“—For your intelligence appears to me a very terrible sort of intelligence,” Guivric continued, “and I have no doubt that your magic is upon a plane with it. My little thaumaturgies could have no chance whatever against such magic and such intelligence. Oh, dear me, no! So I concede my helplessness, Messire Glaum, without mounting the high and skittish horse of virtuous indignation. I avoid the spectacle of an unseemly wrangle between fellow artists: and, in asking you to restore to me the customary rewards of a thrifty and virtuous and in every way prosperous existence, I can but appeal to your mercy.”
“I,” said the Sylan, “have none.”
“So I had hoped”—here Guivric coughed. “Anguish, sheer anguish, sir, deprives me of proper control of my tongue. For I had of course meant to say,” Guivric continued, upon a more tragic note,—“so I had hoped in vain! Now every hope is gone. Henceforward you are human, and I am only an unhonored vague Sylan! Well, it is all very terrible; but nothing can be done about it, I suppose.”

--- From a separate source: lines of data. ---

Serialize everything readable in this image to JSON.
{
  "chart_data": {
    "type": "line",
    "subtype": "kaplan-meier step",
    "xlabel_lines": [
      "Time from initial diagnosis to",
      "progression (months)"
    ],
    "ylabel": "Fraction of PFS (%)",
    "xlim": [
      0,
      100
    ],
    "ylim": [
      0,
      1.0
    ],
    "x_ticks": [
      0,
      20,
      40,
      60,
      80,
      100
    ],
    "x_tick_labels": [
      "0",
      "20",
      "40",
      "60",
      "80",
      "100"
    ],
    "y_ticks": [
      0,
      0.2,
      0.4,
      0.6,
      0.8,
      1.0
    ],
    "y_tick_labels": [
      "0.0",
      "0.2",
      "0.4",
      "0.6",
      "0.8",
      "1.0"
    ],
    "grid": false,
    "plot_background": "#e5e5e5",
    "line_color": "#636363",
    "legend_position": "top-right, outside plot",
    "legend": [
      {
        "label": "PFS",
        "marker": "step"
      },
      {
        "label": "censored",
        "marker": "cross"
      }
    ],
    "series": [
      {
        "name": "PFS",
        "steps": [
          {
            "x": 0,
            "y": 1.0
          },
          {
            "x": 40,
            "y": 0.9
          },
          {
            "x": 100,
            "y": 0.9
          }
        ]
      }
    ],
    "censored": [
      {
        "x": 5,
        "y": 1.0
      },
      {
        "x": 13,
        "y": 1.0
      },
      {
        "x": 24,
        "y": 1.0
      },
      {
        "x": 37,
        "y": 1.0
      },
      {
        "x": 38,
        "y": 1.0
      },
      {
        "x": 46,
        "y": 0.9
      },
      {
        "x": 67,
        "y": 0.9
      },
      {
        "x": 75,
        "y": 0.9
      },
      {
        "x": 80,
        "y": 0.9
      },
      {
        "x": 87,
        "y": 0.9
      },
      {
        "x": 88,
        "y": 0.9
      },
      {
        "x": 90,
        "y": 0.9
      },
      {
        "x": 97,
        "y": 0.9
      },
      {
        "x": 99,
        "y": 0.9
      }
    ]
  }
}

“Nothing whatever can be done about it,—unless you prefer to court something worse with those thaumaturgies of yours?”
Guivric was pained. “But, between fellow artists!” he stated. “Oh, no, dear Glaum, that sort of open ostentatious rivalry, for merely material gains, seems always rather regrettably vulgar.”
“Why, then, if you will pardon me,” the Sylan submitted, in Guivric’s most civil manner when dealing with unimportant persons, “I shall ask to be excused from prolonging our highly enjoyable chat. Some other time, perhaps— But I really am quite busy this morning: and, besides, our wife will be coming in here any minute, to call me to dinner.”
“I shall not intrude.” Vaporously arising, Guivric now smiled, with a new flavor of sympathy. “A rather terrible woman, that, you will find! And, Lord, how a young Guivric did adore her once! Nowadays she is one of the innumerous reasons which lead me to question if you have been quite happily inspired, even with the delights of heaven impendent. You see, she is certainly going to heaven. And Michael too,—do you know, I think you will find Michael, also, something of a bore? He expects so much of his father, and when those expectations seem imperiled he does look at you so exactly like a hurt, high-minded cow! Now it is you who will have to live up to his notions, and to the notions of that fond, fretful, foolish woman, and it is you who will be bothered with an ever-present sense of something lost and betrayed—! But you will live up to their idiotic notions, none the less! And I do not doubt that, just as you say, the oppression and the chastening will be good for you.”
The Sylan answered, sternly, “Poor shallow learned selfish fool! it is that love and pride, it is their faith and their jealousy to hide away your shortcomings, it is the things you feebly jeer at, which will create in me a soul!”
“No doubt—” Then Guivric went on hastily, and in a tone of cordial encouragement. “Oh, yes, my dear fellow, there is not a doubt of it! and I am sure you will find the birth-pangs well rewarded. Heaven, everybody tells me, is a most charming place. Meanwhile, if you do not mind, just for a minute, pray do not contort my face so unbecomingly until after I am quite gone! To see what right-thinking and a respectably inflated impatience with frivolity can make of my face, and has so often made of my face,” reflected Guivric, as he luxuriously drifted out of the familiar window like a smoke, “is even now a little humiliating. But, then, the most salutary lessons are invariably the most shocking.”